Some areas were experiencing rapid modernization, with expansion in urban areas, such as the great metropolitan capital, Berlin, and in the heavy industry and coal-mining centre of the Ruhr. Workers migrating from the countryside to the towns were lucky if they were accommodated in the housing estates of paternalistic employers such as Siemens; many more found themselves living in cramped, dark tenement buildings with poor sanitation and limited backyards which were the only areas where their children could play. Meanwhile, the urban upper-middle classes led often rather stuffy lives in the somewhat pompous buildings that were characteristic of Imperial Germany. The ‘middle classes’ were a far from homogeneous entity. At the upper levels were the officials, professionals and state servants (the Beamten, in Germany a wider category than the British ‘civil servant’). Then, at a more modest social level, there were the increasing numbers of white-collar employees (Angestellten) as well as the older groups of the self-employed, traders and shopkeepers, and small artisans. These latter groups were increasingly challenged by the rise of ‘modern’, large-scale mechanized industry, run by major entrepreneurs and by the growth of big department stores as outlets for mass-produced wares. Urban life was clearly changing and expanding at a quickening rate.

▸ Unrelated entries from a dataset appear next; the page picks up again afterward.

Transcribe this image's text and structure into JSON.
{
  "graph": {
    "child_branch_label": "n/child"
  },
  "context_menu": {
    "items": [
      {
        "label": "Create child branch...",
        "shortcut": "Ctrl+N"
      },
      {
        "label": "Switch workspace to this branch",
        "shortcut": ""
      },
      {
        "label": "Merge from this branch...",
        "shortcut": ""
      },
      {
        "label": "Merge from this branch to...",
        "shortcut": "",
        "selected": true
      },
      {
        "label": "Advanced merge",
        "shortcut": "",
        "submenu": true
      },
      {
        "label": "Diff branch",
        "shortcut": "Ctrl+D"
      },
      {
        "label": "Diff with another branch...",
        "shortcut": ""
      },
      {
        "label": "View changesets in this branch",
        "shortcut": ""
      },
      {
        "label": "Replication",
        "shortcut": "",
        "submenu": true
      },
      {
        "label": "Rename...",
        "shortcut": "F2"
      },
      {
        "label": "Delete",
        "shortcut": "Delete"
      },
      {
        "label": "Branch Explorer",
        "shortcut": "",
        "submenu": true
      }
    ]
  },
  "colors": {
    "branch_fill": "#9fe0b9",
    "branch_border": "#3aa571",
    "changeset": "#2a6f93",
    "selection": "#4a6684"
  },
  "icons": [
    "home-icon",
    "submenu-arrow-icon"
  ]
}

Peasants in far-flung rural areas, such as southern Bavaria, might still appear to be living as they had done for centuries, although the notion of a static, unchanging ‘traditional’ rural society is something of a myth. While the urban bourgeoisie might be enjoying the fruits of modern technology – such as electricity – these peasants would be living in the old, wooden farmhouses, with their religious wall-paintings and flower-bedecked balconies, where they still relied on candlelight, water from the well and very rudimentary sanitary facilities. Small peasant economies in the south and west had been interpenetrated by artisanal activities for centuries, and had also begun to cater to the newer pursuits of tourism. In the northeast and, particularly, eastern areas of Germany, rural life was characterized by a rather different social pattern: estates owned by the aristocratic landowning class, the Junkers, were worked by landless agricultural labourers (often Polish) and were increasingly under strain in the competitive atmosphere of a rapidly industrializing nation. While retaining a socially and politically dominant position, the militaristic landowning caste was suffering a period of economic difficulty, necessitating a series of compromises with, particularly, increasingly important industrial interests.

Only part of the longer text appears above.